The world has been watching and waiting for the past week as nations from around the world are meeting in Dubai to discuss the future of the ITU. The conference could have significant implications for the open Web as some nations are asking for more control over the Internet. Thankfully, it appears that some nations are beginning to back off from this potentially disastrous proposal.
TechWeekEurope is reporting that nations including China, Russia and others have taken their controversial proposal off the table for now. It would appear that the reason for the withdrawal was due to the negative response the proposal received from citizens all around the world.
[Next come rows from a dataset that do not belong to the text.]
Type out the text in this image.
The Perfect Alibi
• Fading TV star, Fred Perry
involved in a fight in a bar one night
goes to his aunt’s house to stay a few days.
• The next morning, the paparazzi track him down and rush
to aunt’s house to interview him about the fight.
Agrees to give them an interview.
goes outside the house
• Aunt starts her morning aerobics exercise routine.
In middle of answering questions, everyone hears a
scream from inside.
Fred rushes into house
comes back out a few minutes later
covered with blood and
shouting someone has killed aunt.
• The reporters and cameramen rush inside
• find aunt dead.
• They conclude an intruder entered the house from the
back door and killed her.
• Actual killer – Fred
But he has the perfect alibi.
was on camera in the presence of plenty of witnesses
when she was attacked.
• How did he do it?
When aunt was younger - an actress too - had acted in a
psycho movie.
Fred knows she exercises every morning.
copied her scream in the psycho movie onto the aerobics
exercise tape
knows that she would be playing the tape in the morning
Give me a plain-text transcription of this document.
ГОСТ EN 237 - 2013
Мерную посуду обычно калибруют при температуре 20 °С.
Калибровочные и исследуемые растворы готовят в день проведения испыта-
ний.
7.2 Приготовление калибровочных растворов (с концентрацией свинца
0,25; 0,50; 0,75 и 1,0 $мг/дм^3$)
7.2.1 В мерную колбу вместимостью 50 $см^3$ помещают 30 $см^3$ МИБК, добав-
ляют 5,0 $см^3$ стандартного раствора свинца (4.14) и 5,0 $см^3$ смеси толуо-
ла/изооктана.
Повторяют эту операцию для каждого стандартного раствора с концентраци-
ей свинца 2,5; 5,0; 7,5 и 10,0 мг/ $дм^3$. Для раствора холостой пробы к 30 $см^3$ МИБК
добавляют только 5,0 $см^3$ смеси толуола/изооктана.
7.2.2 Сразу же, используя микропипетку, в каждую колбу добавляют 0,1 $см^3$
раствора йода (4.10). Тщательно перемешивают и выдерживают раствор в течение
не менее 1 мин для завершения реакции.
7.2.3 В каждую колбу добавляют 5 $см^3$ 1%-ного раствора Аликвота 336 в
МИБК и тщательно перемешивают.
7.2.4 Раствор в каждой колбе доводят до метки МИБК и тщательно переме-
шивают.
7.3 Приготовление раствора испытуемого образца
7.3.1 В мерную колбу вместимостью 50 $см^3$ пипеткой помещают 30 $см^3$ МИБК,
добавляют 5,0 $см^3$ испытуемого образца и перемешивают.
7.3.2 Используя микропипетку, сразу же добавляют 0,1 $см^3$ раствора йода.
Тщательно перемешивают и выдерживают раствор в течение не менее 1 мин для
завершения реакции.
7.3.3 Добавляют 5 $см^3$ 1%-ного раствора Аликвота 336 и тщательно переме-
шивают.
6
Google is leading one of the largest campaigns against the ITU with its #freeandopen campaign. As of now, over 3 million people have signed in support of Google's efforts to keep the Internet out of the hands of those who would abuse it. It's unknown if Google's other concern - a proposal to tax Internet companies - has been killed yet.
As for governmental bodies, the US and European Union have been aligned against any proposed changes to how the Internet is governed. Last week, the US House of Representatives unanimously passed a Senate resolution that affirmed the US' stance on any proposed takeover of the Internet. Late last month, the European Parliament issued a similar resolution that rejected any change to how the Internet is currently handled.
All that being said, the ITU conference isn't over until December 13. There's still a lot to be concerned about, including the recent passage of a deep packet inspection standard. For now, however, you can take a minute to catch your breath.